Last month I wrote here about the ‘sandwich generation’. We are often approached by members of this group of people for advice relating to sums left to them by parent which (or some of which) they want to pass on immediately to their own children who are starting out in life and need the money more than they do. How best to go about this?
It is possible for a parent to make a gift to a child, but, in this situation, there can be a downside of doing things this way because Inheritance Tax is charged by reference to very specific moments in time. If A inherits from his mother and immediately passes on what is due to him to his own children by way of gift, then, if A dies within the next seven years, the value of what he was left by his mother but gave away will be added into the value of his own estate for the purposes of calculating the Inheritance Tax due on his own estate – so although he has never had the money in his own hands, to the extent that it pushes the value of A’s estate over the Inheritance Tax threshold tax will be levied on it at 40%. And in addition, A may incur a Capital Gains Tax liability on what he has given.
Some people ask us if they can ‘disclaim’ what is left to them in a Will and again that is possible and would overcome the Inheritance Tax and Capital gains Tax problems which could have been created for A by a gift – but where the sum disclaimed ends up is not under A’s control. It will depend entirely upon the wording of the Will in which the bequest was made– or if there was no Will, upon the laws of intestacy – and, in the situation above, that is unlikely to be with A’s children.

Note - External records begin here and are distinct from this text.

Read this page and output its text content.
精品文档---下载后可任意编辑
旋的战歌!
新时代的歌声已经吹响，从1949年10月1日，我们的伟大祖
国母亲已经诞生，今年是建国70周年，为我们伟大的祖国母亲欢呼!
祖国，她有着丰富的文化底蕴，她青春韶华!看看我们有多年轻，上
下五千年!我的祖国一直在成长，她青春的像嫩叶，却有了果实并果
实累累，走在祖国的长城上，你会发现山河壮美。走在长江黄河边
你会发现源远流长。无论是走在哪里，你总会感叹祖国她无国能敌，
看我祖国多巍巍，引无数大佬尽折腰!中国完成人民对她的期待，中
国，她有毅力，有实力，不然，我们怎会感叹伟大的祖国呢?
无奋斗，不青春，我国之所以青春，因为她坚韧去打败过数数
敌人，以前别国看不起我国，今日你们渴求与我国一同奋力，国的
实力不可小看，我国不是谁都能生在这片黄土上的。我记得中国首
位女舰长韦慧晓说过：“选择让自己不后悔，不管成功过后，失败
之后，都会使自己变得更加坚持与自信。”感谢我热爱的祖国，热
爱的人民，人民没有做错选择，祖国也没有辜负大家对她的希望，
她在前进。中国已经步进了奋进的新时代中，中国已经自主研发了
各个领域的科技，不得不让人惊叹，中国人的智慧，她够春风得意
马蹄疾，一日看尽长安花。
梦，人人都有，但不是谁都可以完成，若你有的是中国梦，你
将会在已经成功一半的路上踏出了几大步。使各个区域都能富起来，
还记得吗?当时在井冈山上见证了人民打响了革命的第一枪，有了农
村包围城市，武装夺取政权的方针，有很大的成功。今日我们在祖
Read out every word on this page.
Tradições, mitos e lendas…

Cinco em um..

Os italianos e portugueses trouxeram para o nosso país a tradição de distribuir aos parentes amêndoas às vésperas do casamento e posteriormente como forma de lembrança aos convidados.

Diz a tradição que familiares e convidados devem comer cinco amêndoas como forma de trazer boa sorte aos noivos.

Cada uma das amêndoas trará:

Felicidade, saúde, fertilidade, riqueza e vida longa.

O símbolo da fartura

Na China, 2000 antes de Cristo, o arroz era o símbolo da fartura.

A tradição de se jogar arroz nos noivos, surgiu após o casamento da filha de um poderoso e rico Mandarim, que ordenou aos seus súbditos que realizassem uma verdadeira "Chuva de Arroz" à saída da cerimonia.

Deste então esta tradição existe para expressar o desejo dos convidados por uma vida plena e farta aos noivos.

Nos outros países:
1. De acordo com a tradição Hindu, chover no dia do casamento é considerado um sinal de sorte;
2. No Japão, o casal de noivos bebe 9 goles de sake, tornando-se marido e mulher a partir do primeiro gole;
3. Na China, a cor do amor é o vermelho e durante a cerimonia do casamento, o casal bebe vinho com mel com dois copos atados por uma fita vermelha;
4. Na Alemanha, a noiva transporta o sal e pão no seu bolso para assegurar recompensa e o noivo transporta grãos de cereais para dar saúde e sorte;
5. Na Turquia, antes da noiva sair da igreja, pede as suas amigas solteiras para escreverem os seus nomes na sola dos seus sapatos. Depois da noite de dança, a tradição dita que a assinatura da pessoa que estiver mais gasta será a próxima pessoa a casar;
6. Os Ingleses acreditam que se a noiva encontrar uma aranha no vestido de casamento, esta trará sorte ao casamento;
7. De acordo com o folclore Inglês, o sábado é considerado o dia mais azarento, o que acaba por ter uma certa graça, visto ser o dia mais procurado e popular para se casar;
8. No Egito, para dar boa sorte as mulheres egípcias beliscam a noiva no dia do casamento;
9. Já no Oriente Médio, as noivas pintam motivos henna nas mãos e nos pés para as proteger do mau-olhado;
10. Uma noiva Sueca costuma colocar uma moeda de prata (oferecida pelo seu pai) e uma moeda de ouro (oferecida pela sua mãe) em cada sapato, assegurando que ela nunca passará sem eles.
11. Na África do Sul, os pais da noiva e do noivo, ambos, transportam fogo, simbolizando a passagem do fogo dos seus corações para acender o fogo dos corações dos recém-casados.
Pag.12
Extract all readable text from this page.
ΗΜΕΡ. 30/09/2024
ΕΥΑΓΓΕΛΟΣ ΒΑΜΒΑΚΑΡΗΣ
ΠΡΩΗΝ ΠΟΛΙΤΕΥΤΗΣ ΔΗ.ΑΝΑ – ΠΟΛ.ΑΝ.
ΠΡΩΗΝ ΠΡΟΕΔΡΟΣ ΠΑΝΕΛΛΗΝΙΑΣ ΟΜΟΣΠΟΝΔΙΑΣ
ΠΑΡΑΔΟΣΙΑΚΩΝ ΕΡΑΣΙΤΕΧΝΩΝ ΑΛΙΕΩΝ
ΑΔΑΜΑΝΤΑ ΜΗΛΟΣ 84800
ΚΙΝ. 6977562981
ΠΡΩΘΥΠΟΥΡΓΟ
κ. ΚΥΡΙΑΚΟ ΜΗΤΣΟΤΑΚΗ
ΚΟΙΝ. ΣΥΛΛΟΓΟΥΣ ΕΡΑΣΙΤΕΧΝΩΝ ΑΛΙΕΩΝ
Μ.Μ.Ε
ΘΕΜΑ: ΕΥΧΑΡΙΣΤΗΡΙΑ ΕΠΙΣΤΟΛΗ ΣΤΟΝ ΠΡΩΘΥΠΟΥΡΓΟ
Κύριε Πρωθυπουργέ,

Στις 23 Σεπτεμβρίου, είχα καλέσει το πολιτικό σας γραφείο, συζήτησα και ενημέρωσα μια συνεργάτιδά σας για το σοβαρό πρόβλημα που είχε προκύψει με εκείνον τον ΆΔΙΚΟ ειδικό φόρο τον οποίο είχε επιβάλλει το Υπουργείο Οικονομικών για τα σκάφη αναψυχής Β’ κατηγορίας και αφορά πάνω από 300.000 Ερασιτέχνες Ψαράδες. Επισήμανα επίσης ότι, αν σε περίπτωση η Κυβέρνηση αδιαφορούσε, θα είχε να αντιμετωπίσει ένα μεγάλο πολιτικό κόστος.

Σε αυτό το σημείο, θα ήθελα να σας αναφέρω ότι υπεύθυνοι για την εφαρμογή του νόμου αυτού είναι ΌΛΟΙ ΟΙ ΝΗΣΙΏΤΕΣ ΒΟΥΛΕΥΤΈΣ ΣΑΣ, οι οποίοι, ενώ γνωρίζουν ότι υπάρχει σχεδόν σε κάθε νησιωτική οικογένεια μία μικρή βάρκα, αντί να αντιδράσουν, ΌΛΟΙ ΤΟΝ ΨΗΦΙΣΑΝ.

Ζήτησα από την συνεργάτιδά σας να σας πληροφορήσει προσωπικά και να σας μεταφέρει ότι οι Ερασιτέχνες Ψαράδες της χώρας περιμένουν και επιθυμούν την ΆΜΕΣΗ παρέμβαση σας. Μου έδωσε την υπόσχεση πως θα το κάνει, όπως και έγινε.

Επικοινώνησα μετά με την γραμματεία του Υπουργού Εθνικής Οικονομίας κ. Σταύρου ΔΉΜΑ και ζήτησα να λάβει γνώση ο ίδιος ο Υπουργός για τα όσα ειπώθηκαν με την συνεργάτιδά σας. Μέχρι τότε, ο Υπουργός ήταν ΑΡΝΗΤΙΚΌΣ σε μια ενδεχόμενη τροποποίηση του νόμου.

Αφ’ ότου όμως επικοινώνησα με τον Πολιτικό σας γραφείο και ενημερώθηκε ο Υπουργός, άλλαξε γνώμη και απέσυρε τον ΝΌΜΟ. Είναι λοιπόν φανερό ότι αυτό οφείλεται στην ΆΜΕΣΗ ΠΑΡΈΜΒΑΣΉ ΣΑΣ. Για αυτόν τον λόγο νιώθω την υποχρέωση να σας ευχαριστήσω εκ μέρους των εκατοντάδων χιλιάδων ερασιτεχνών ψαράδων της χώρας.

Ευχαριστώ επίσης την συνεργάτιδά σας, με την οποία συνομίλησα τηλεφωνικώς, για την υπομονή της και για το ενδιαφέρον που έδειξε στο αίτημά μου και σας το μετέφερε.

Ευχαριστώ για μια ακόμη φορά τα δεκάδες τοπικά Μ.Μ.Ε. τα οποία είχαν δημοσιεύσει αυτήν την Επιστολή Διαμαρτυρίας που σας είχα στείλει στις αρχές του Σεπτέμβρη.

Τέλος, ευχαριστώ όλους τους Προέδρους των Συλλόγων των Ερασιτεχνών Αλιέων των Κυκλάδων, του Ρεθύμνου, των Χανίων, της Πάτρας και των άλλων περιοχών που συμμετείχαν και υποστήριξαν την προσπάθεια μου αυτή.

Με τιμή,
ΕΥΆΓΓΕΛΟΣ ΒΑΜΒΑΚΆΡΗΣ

There is a third, simple way of achieving what is required which avoids these problems. The law permits the terms of a deceased person’s Will, or the way in which the laws of intestacy dictate the ultimate destination of their assets, to be changed by way of a Deed of Variation, under the terms of which a beneficiary (A in the examples above) may redirect what he or she was to have received elsewhere (in A’s case to his children). In this case the gift which was to have been received by A is re-directed to his children in the Deed and the effect for tax purposes is as if A had never been a beneficiary and instead his children had. So, no seven-year problem and the potentially undesirable Inheritance Tax and (in most cases) Capital Gains Tax consequences of a gift or disclaimer are avoided.
There are other situations in which a Deed of this kind can be useful. They include ensuring that a variety of Inheritance Tax allowances (most commonly, and often crucially, the new ‘RNRB’ which increases the amount of a person’s Inheritance Tax exemption by £125,000 if he or she leaves their interest in the family home to their direct descendants – but also Charity, Agricultural Property and Business Property reliefs) are used to maximum effect.
There are, as always, rules about how such a Deed should be set up to be effective for tax purposes.
• The Deed must be made within two years of the date of the death of the deceased. • The person who wishes to amend the terms of the Will must sign the Deed and can only vary what it left to them; they cannot amend the terms under which someone else named in the Will inherits. • The same gift cannot be varied more than once (so it is important to get it right first time around!) • and a Deed cannot be made for consideration from an outside source – in other words, the original beneficiary (A) must not receive payment from outside the estate for giving up his entitlement.
If you find yourself in the position of inheriting and are not sure of the tax implications for you or other members of your family of doing so see a solicitor and get advice.